The American Soldier, 1781
The troops in this painting wear the uniforms prescribed in the regulations of 1779 and supplied at the time of the Yorktown campaign -- blue coats with distinctive facings for the infantry regiments from four groups of states: New England; New York and New Jersey; Pennsylvania, Delaware, Maryland, and Virginia; and the Carolinas and Georgia. All of the infantry coats were lined with white and had white buttons. All troops wore white overalls and waistcoats.
A lieutenant in the right foreground is recognizable by the epaulette on his left shoulder. He is in the uniform worn by the troops from New York and New Jersey, blue faced with buff. On his cocked hat he wears the black and white "Union" cockade introduced by General Washington in July 1780, emblematic of the union of the American and French Armies. He holds an espontoon, the weapon carried by all company officers and sergeants in addition to their swords.

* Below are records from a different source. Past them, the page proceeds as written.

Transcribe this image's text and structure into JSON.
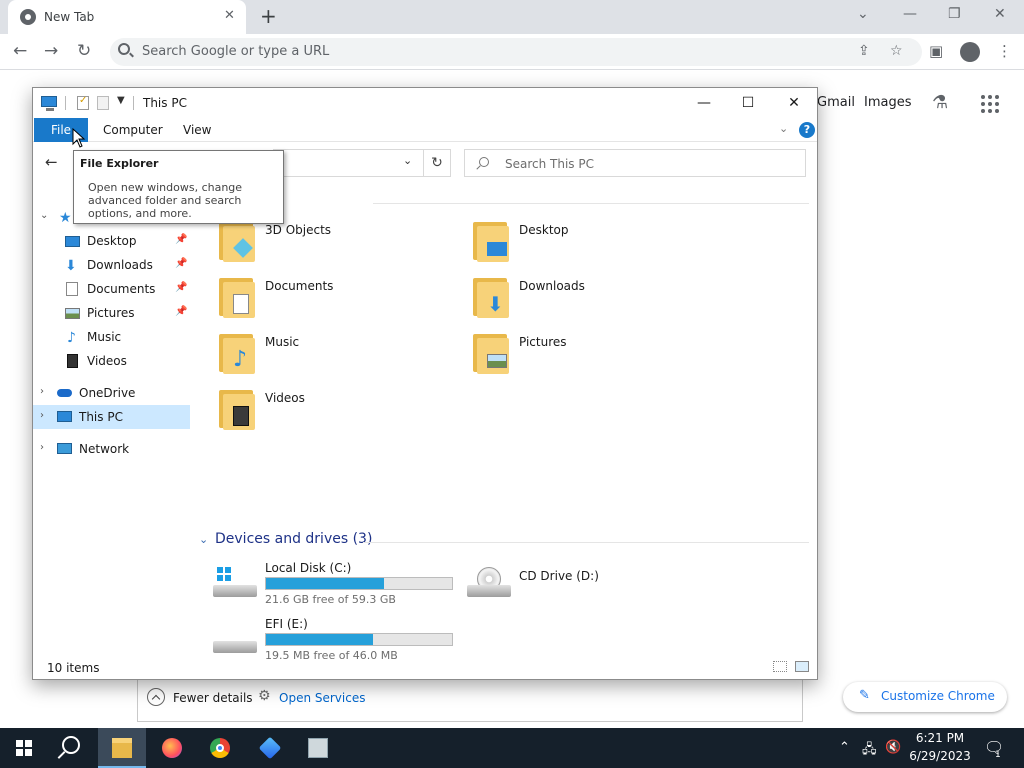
{
  "chrome": {
    "tab_title": "New Tab",
    "omnibox_placeholder": "Search Google or type a URL",
    "ntp_links": {
      "gmail": "Gmail",
      "images": "Images"
    },
    "customize_label": "Customize Chrome"
  },
  "explorer": {
    "title": "This PC",
    "ribbon_tabs": {
      "file": "File",
      "computer": "Computer",
      "view": "View"
    },
    "search_placeholder": "Search This PC",
    "help_label": "?",
    "tooltip": {
      "title": "File Explorer",
      "body": "Open new windows, change advanced folder and search options, and more."
    },
    "nav": {
      "quick_access": [
        {
          "label": "Desktop"
        },
        {
          "label": "Downloads"
        },
        {
          "label": "Documents"
        },
        {
          "label": "Pictures"
        },
        {
          "label": "Music"
        },
        {
          "label": "Videos"
        }
      ],
      "onedrive": "OneDrive",
      "this_pc": "This PC",
      "network": "Network"
    },
    "folders": [
      {
        "label": "3D Objects",
        "icon": "cube-icon"
      },
      {
        "label": "Desktop",
        "icon": "desktop-icon"
      },
      {
        "label": "Documents",
        "icon": "document-icon"
      },
      {
        "label": "Downloads",
        "icon": "download-arrow-icon"
      },
      {
        "label": "Music",
        "icon": "music-note-icon"
      },
      {
        "label": "Pictures",
        "icon": "picture-icon"
      },
      {
        "label": "Videos",
        "icon": "film-icon"
      }
    ],
    "devices_header": "Devices and drives (3)",
    "drives": [
      {
        "name": "Local Disk (C:)",
        "free": "21.6 GB free of 59.3 GB",
        "used_fraction": 0.636
      },
      {
        "name": "CD Drive (D:)"
      },
      {
        "name": "EFI (E:)",
        "free": "19.5 MB free of 46.0 MB",
        "used_fraction": 0.576
      }
    ],
    "status": "10 items"
  },
  "task_manager": {
    "fewer_details": "Fewer details",
    "open_services": "Open Services"
  },
  "taskbar": {
    "time": "6:21 PM",
    "date": "6/29/2023",
    "notification_count": "1"
  },
  "colors": {
    "accent": "#1979ca",
    "selection": "#cce8ff",
    "drive_fill": "#26a0da",
    "taskbar": "#15202b"
  }
}
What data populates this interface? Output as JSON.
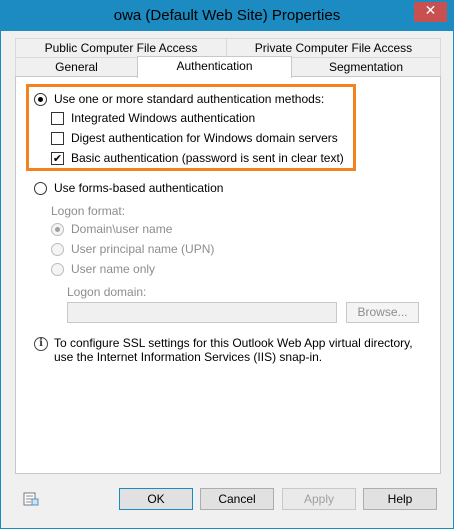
{
  "window": {
    "title": "owa (Default Web Site) Properties",
    "close_glyph": "✕"
  },
  "tabs": {
    "row1": [
      "Public Computer File Access",
      "Private Computer File Access"
    ],
    "row2": [
      "General",
      "Authentication",
      "Segmentation"
    ],
    "active": "Authentication"
  },
  "auth": {
    "standard_methods": {
      "label": "Use one or more standard authentication methods:",
      "selected": true
    },
    "integrated_windows": {
      "label": "Integrated Windows authentication",
      "checked": false
    },
    "digest": {
      "label": "Digest authentication for Windows domain servers",
      "checked": false
    },
    "basic": {
      "label": "Basic authentication (password is sent in clear text)",
      "checked": true
    },
    "forms_based": {
      "label": "Use forms-based authentication",
      "selected": false
    },
    "logon_format": {
      "label": "Logon format:",
      "options": [
        "Domain\\user name",
        "User principal name (UPN)",
        "User name only"
      ],
      "selected": "Domain\\user name"
    },
    "logon_domain": {
      "label": "Logon domain:",
      "value": ""
    },
    "browse_label": "Browse..."
  },
  "info": {
    "icon": "info-icon",
    "text": "To configure SSL settings for this Outlook Web App virtual directory, use the Internet Information Services (IIS) snap-in."
  },
  "buttons": {
    "ok": "OK",
    "cancel": "Cancel",
    "apply": "Apply",
    "help": "Help"
  },
  "colors": {
    "accent": "#1b8bc2",
    "highlight": "#f58220"
  }
}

To the left of the lieutenant stands a private of artillery in the blue coat faced with red and lined with red, trimmed with yellow of the artillery.
In the background, from left to right, are the New England troops from New Hampshire, Massachusetts, Rhode Island, and Connecticut in blue faced with white, and a drummer in the reversed colors (behind the espontoon). Then come musicians in red faced with blue, the reversed colors of the units from Pennsylvania, Delaware, Maryland, and Virginia. At the far right are two field officers from these same states in blue coats faced with red, with epaulettes on both shoulders; the one on horseback wears a gorget,an officer's insignia worn in most European armies of the period.